Ultimately when the destruction of the liver gets too great it changes from being a wonderful smooth malleable organ into being a knotted, swollen or shrunk blockage through which blood can no longer flow freely.
This knotting is called fibrosis and once this fibrosis, which is caused by the liver attempting to repair itself becomes widespread, scarring occurs which obliterates the tissue of the liver. Scarring is the classic sign of a cirrhotic liver.
Cirrhosis doesn’t just happen. it can take years of systematic abuse for the liver to degenerate to the point that it can no longer undertake the functions it was designed to do. Remember also that the power of the liver is such that it only needs maybe 20% of it to function and maintain life.
Little wonder then, given the huge involvement in every aspect of our bodies health that liver issues become very serious, very quickly. Cirrhosis, disease of the liver is often fatal.
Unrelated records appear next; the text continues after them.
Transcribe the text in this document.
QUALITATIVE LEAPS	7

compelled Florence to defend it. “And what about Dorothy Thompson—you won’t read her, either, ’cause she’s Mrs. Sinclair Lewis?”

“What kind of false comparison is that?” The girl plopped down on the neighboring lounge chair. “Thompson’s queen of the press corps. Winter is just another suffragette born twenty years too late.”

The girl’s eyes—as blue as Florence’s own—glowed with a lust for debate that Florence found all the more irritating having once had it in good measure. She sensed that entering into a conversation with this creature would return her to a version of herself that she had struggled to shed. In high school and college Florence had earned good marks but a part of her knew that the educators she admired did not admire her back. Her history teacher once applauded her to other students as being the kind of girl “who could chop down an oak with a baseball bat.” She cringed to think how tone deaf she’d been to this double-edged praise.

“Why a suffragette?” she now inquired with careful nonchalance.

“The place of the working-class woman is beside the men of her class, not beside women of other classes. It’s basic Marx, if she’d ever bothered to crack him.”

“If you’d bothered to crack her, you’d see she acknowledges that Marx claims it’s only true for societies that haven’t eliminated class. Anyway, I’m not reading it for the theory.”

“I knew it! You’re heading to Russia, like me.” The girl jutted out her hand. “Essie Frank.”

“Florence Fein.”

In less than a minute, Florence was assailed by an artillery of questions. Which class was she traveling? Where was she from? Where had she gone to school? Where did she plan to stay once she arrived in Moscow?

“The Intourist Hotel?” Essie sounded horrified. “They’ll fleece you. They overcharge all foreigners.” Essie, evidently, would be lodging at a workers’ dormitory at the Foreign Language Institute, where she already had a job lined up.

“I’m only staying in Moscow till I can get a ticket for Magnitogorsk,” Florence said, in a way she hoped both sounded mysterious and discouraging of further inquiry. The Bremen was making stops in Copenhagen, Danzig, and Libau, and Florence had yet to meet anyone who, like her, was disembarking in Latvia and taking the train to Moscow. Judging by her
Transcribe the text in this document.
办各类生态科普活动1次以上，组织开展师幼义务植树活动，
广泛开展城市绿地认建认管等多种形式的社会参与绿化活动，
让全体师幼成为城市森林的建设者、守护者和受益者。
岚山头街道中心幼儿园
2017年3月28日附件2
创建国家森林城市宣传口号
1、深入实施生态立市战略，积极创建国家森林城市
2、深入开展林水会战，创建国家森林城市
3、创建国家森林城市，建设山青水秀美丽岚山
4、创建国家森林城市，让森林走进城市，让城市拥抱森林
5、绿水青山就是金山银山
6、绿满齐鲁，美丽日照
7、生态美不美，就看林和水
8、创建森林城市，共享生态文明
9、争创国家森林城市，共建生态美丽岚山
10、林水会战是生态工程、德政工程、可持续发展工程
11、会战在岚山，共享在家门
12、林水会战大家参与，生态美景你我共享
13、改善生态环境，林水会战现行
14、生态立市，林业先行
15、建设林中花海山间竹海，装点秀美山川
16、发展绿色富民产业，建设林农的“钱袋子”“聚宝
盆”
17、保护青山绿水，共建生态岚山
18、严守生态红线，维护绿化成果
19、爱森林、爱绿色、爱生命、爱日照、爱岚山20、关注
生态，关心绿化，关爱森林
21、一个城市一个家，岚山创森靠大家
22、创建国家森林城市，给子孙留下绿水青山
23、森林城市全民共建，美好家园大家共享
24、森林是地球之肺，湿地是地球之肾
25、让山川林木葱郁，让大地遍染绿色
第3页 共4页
Cirrhosis is not a starting point, cirrhosis is an end point.
Over time, damage to the liver will accumulate, normally without any physical symptoms.
Liver disease goes through 3 distinct phases before arriving at the 4th stage, cirrhosis. Unless a person is very lucky liver disease will remain undetected until it has become cirrhosis. Not for nothing is cirrhosis known as a ‘Silent Killer’.
Even at the cirrhotic stage, the liver can regenerate and recover and as long as the cause of the damage is removed, the prognosis is good. However, if urgent action is not taken the final stage comes into play, this being End Stage Liver Disease (ESLD).
End Stage is a politically correct way of saying Terminal.